A maximum-likelihood analysis, such as those found in MEGA, PHYLIP, and PAUP, will calculate the probability of the data under the assumption that the tree is correct. The programs will generate a single tree that is deemed best, and then calculate the likelihood that the data input generated that tree. MrBayes, on the other hand, uses Bayes' theorem to "reverse that conditioning statement," explains Huelsenbeck. It calculates the "posterior probability" that a tree is correct under the assumption that the data are correct, he notes.
"The results of a Bayesian analysis are very straightforward and easy to interpret," Huelsenbeck adds. The same cannot be said for other methods. "There are arguments over what exactly the probabilities we put on clades mean in bootstrapping," perhaps the most widely used phylogenetic method, notes Felsenstein, who introduced the statistical technique to the field in 1985 (in a paper cited nearly 8000 times).7
Ronquist, now at Florida State University, Tallahassee, says that while MrBayes is easier to use than many other programs, it still requires a lot from the user. "It's all done with command lines," notes Schuettpelz. Data are input as a run file, with the results generated as an output file. MrBayes can also produce a simple representation of a tree in ASCII format.
MEGA2, on the other hand, offers a Windows-based graphical user interface. "Convenience of use is the major factor" in its popularity, ventures Austin Hughes, from the University of South Carolina. Kumar concurs. "The whole philosophy behind the software has been to make tools for exploring sequence data easy for the user."

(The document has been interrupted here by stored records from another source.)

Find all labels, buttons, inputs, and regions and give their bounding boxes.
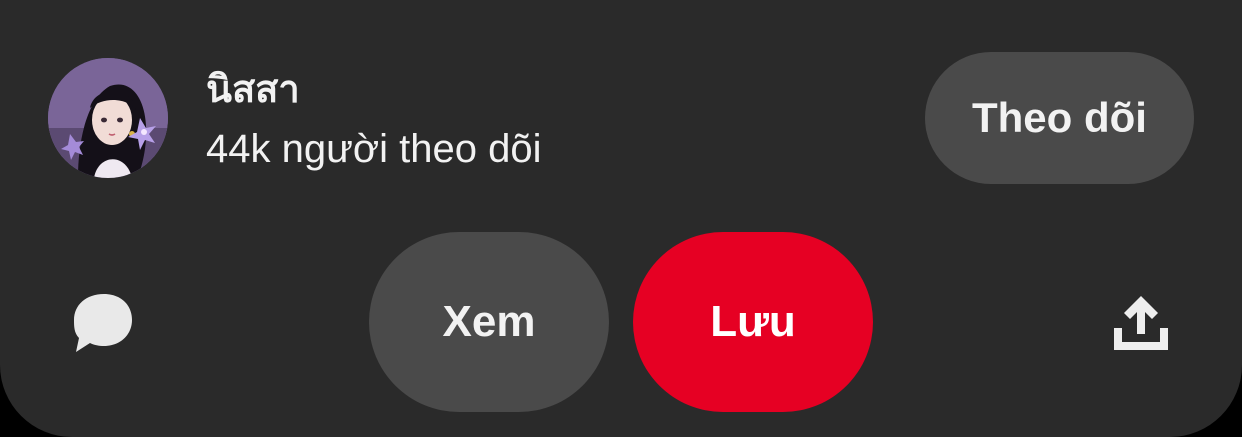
- creator-name[interactable]: นิสสา: [206, 66, 300, 114]
- creator-avatar[interactable]: [48, 58, 168, 178]
- share-button[interactable]: [1106, 290, 1176, 356]
- follow-button[interactable]: Theo dõi: [925, 52, 1194, 184]
- comment-button[interactable]: [66, 290, 140, 356]
- avatar-illustration: [48, 58, 168, 178]
- save-button[interactable]: Lưu: [633, 232, 873, 412]
- comment-bubble-icon: [74, 294, 132, 352]
- share-upload-icon: [1114, 296, 1168, 350]
- view-button[interactable]: Xem: [369, 232, 609, 412]
- follower-count: 44k người theo dõi: [206, 127, 542, 171]
- pin-action-panel: นิสสา 44k người theo dõi Theo dõi Xem Lư…: [0, 0, 1242, 437]
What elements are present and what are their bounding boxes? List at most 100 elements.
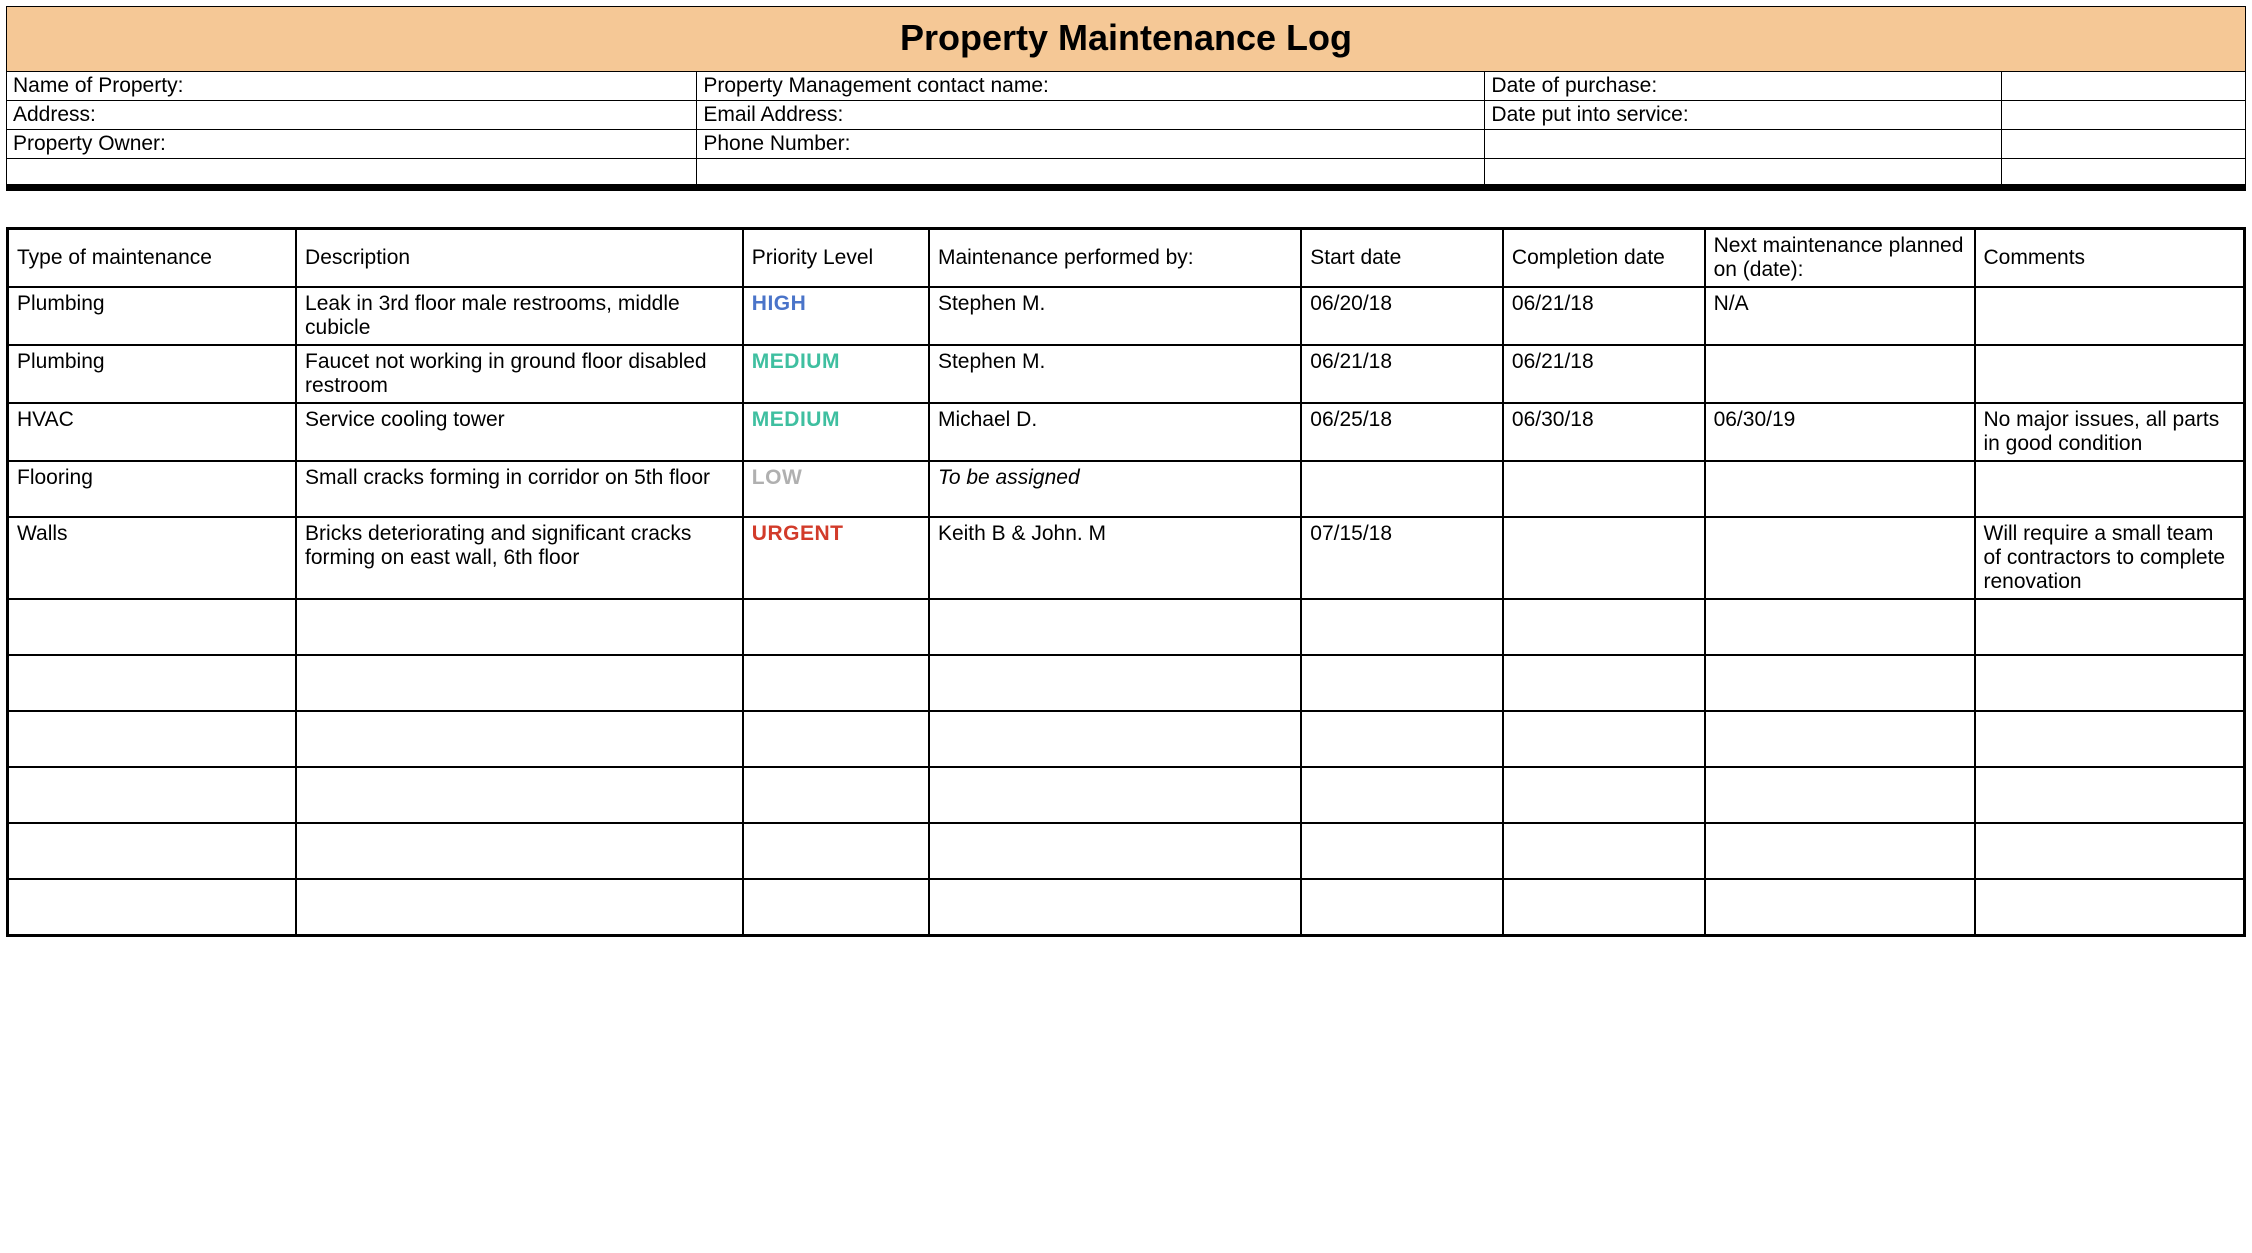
- thick-divider: [6, 185, 2246, 191]
- info-cell: [7, 159, 697, 185]
- cell-description: Small cracks forming in corridor on 5th …: [296, 461, 743, 517]
- cell-priority: [743, 767, 929, 823]
- cell-performed-by: [929, 879, 1301, 935]
- cell-performed-by: To be assigned: [929, 461, 1301, 517]
- cell-performed-by: [929, 655, 1301, 711]
- cell-start-date: 06/21/18: [1301, 345, 1503, 403]
- cell-completion-date: [1503, 879, 1705, 935]
- cell-priority: [743, 711, 929, 767]
- info-header-table: Name of Property:Property Management con…: [6, 71, 2246, 185]
- info-row: Address:Email Address:Date put into serv…: [7, 101, 2246, 130]
- cell-comments: No major issues, all parts in good condi…: [1975, 403, 2245, 461]
- cell-type: [8, 655, 297, 711]
- table-row: [8, 823, 2245, 879]
- cell-priority: URGENT: [743, 517, 929, 599]
- cell-next-maintenance: [1705, 599, 1975, 655]
- table-row: FlooringSmall cracks forming in corridor…: [8, 461, 2245, 517]
- cell-type: Plumbing: [8, 287, 297, 345]
- cell-completion-date: [1503, 599, 1705, 655]
- cell-performed-by: Stephen M.: [929, 345, 1301, 403]
- table-row: [8, 655, 2245, 711]
- cell-next-maintenance: [1705, 517, 1975, 599]
- cell-type: Flooring: [8, 461, 297, 517]
- cell-description: [296, 879, 743, 935]
- cell-next-maintenance: [1705, 879, 1975, 935]
- info-row: [7, 159, 2246, 185]
- table-row: [8, 711, 2245, 767]
- cell-completion-date: [1503, 461, 1705, 517]
- column-header: Comments: [1975, 229, 2245, 288]
- cell-completion-date: [1503, 823, 1705, 879]
- column-header: Priority Level: [743, 229, 929, 288]
- cell-completion-date: [1503, 517, 1705, 599]
- column-header: Description: [296, 229, 743, 288]
- cell-completion-date: 06/21/18: [1503, 287, 1705, 345]
- cell-comments: [1975, 767, 2245, 823]
- cell-comments: [1975, 823, 2245, 879]
- cell-priority: MEDIUM: [743, 345, 929, 403]
- info-cell: Address:: [7, 101, 697, 130]
- cell-priority: [743, 879, 929, 935]
- cell-priority: [743, 823, 929, 879]
- cell-description: Faucet not working in ground floor disab…: [296, 345, 743, 403]
- cell-comments: [1975, 879, 2245, 935]
- cell-description: [296, 767, 743, 823]
- cell-comments: [1975, 599, 2245, 655]
- cell-type: [8, 711, 297, 767]
- info-cell: [2001, 72, 2245, 101]
- cell-start-date: [1301, 767, 1503, 823]
- table-row: HVACService cooling towerMEDIUMMichael D…: [8, 403, 2245, 461]
- column-header: Type of maintenance: [8, 229, 297, 288]
- cell-type: [8, 879, 297, 935]
- info-row: Name of Property:Property Management con…: [7, 72, 2246, 101]
- cell-next-maintenance: [1705, 823, 1975, 879]
- cell-next-maintenance: [1705, 345, 1975, 403]
- cell-type: Walls: [8, 517, 297, 599]
- cell-next-maintenance: [1705, 461, 1975, 517]
- cell-priority: HIGH: [743, 287, 929, 345]
- table-row: WallsBricks deteriorating and significan…: [8, 517, 2245, 599]
- cell-performed-by: Stephen M.: [929, 287, 1301, 345]
- column-header: Next maintenance planned on (date):: [1705, 229, 1975, 288]
- cell-performed-by: Keith B & John. M: [929, 517, 1301, 599]
- cell-start-date: [1301, 711, 1503, 767]
- cell-start-date: [1301, 655, 1503, 711]
- info-cell: Date put into service:: [1485, 101, 2001, 130]
- cell-priority: [743, 655, 929, 711]
- column-header: Start date: [1301, 229, 1503, 288]
- cell-completion-date: [1503, 767, 1705, 823]
- cell-comments: Will require a small team of contractors…: [1975, 517, 2245, 599]
- table-row: [8, 767, 2245, 823]
- cell-priority: LOW: [743, 461, 929, 517]
- cell-performed-by: [929, 823, 1301, 879]
- page: Property Maintenance Log Name of Propert…: [0, 0, 2252, 943]
- cell-description: Service cooling tower: [296, 403, 743, 461]
- cell-description: Bricks deteriorating and significant cra…: [296, 517, 743, 599]
- info-cell: [1485, 130, 2001, 159]
- maintenance-log-table: Type of maintenanceDescriptionPriority L…: [6, 227, 2246, 937]
- cell-comments: [1975, 461, 2245, 517]
- info-cell: [1485, 159, 2001, 185]
- table-row: PlumbingLeak in 3rd floor male restrooms…: [8, 287, 2245, 345]
- info-cell: Property Management contact name:: [697, 72, 1485, 101]
- cell-next-maintenance: [1705, 655, 1975, 711]
- info-cell: Name of Property:: [7, 72, 697, 101]
- cell-comments: [1975, 345, 2245, 403]
- info-cell: [2001, 130, 2245, 159]
- cell-start-date: [1301, 599, 1503, 655]
- info-cell: [697, 159, 1485, 185]
- cell-next-maintenance: 06/30/19: [1705, 403, 1975, 461]
- column-header: Maintenance performed by:: [929, 229, 1301, 288]
- cell-type: [8, 599, 297, 655]
- info-cell: [2001, 159, 2245, 185]
- column-header: Completion date: [1503, 229, 1705, 288]
- cell-comments: [1975, 711, 2245, 767]
- cell-start-date: 06/25/18: [1301, 403, 1503, 461]
- cell-priority: [743, 599, 929, 655]
- cell-start-date: [1301, 461, 1503, 517]
- info-cell: Email Address:: [697, 101, 1485, 130]
- cell-completion-date: 06/30/18: [1503, 403, 1705, 461]
- cell-start-date: 07/15/18: [1301, 517, 1503, 599]
- cell-completion-date: [1503, 655, 1705, 711]
- table-row: [8, 599, 2245, 655]
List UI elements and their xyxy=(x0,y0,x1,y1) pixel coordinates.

Many programs are available that are capable of doing what MEGA2 does, at least piecemeal. But, Kumar adds, "MEGA is an integrated platform for analysis, data exploration, and result visualization." The latest version, MEGA3, adds to this its own Web browser, allowing researchers to generate or obtain the data inside the program, and a built-in alignment system, which can automatically or manually align any portion of the data.8
The MEGA2 and MrBayes papers are hotter now than they have ever been, each with more than 40% of their total citations made in 2004. But the popularity of phylogenetic modeling has spawned a host of technology. Felsenstein's Web site lists more than 200 such software packages.9 And, new programs are being developed all the time.
David Swofford, also at Florida State, plans to replace his PAUP with another package that includes Bayesian methods, he says. This package is to be a module in the ambitious CYPRes project, which ultimately aims to link the variety of phylogenetic utilities, from searching and alignment to statistics and graphics, into a single, seamless operating environment capable of handling hundreds of thousands of taxa simultaneously.10 How heavily these works will be cited will depend, in part, on how they are communicated.